Esta pesquisa parte da crítica de Renaud Barbaras ao projeto fenomenológico de Maurice
Merleau-Ponty, especificamente em relação à tentativa de Merleau-Ponty de superar o
problema da invulnerabilidade da consciência em relação ao mundo vivido. Com a análise da
crítica de Barbaras e de sua “fenomenologia da vida”, em que a noção de intencionalidade é
central, será possível identificar os problemas da leitura barbarasiana e indicar a necessidade
de tratar novamente das duas primeiras obras de Merleau-Ponty, a fim de resgatar sua
relevância e o seu potencial filosófico. Nessa retomada, comprometemo-nos com a
interpretação de Étienne Bimbenet, que destaca o esforço merleau-pontiano de redefinir o
humano para além do dualismo entre consciência e natureza. Nesse sentido, será possível
compreender que essa redefinição merleau-pontiana deve passar pela investigação do que
Luiz Damon Santos Moutinho chamou de “produtividade”, um poder de significação que, nas
“filosofias da consciência”, era atribuído estritamente ao sujeito cognoscente.
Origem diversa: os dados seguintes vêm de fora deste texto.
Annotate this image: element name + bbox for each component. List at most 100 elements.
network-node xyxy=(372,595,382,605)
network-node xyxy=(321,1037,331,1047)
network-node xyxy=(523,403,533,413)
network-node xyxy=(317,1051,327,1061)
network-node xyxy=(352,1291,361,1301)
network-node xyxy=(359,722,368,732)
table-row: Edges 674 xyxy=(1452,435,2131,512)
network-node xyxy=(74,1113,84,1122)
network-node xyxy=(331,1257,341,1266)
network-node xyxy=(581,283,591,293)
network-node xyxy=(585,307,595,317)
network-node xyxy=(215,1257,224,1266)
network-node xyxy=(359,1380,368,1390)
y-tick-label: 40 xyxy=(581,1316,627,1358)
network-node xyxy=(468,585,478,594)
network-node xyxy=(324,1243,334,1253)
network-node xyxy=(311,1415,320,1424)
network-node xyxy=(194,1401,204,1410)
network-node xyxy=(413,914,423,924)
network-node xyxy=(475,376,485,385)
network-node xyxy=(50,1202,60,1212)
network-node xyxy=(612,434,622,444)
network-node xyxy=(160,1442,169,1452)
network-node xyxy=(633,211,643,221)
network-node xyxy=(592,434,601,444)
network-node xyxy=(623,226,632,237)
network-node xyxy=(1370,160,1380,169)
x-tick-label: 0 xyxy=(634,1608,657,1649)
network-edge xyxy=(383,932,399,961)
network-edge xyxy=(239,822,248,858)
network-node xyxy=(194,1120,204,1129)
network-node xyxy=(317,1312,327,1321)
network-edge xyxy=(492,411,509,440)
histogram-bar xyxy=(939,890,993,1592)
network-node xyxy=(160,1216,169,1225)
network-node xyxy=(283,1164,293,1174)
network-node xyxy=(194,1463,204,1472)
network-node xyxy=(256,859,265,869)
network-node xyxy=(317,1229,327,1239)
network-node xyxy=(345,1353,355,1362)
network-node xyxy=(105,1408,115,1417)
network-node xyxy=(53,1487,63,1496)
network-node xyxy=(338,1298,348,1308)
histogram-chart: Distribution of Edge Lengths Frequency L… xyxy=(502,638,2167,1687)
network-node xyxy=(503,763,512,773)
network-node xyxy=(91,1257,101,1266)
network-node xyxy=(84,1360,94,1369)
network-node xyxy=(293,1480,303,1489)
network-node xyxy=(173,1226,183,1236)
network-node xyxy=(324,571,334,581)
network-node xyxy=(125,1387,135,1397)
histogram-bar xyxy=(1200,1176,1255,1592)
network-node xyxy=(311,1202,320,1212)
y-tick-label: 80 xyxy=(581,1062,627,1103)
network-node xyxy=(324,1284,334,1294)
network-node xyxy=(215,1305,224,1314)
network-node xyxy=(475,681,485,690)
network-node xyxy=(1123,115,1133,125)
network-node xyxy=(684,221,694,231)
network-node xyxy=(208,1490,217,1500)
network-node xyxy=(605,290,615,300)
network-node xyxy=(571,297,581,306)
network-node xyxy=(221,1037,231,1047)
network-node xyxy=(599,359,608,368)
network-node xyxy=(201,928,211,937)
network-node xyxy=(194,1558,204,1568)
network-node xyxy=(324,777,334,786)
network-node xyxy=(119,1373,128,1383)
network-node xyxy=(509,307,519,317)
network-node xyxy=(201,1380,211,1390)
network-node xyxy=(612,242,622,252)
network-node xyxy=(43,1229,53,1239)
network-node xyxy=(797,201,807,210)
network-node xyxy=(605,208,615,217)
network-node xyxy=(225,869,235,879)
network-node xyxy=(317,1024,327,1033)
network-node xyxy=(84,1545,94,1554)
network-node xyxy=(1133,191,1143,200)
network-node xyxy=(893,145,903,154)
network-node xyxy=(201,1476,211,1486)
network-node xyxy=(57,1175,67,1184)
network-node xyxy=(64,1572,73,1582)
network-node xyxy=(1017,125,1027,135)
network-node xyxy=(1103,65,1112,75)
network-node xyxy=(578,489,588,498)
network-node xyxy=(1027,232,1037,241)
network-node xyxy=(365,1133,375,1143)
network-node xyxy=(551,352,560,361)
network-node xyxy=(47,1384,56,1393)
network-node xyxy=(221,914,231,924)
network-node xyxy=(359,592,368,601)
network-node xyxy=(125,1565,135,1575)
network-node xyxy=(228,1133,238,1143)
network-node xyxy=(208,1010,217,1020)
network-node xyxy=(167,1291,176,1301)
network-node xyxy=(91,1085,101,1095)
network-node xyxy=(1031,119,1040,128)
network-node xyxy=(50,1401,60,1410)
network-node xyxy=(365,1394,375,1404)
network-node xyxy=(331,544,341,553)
Portanto, com o
auxílio de Bimbenet, devemos identificar, na fase fenomenológica de Merleau-Ponty, as
figuras da “produtividade” que resolvem o seu projeto de destituição da posição invulnerável
da consciência em relação ao mundo natural, que Barbaras indicava equivocadamente como
fracassado. Com essas figuras, podemos concluir, indo além de Bimbenet, que, em Merleau-
Ponty, trata-se de pensar a dicotomia clássica através da dialética de Hegel e Marx e, a partir
disso, conceber uma noção dialética de “intencionalidade” e de “vida”, capaz de entrelaçar
consciência e natureza sem anular nenhum dos termos.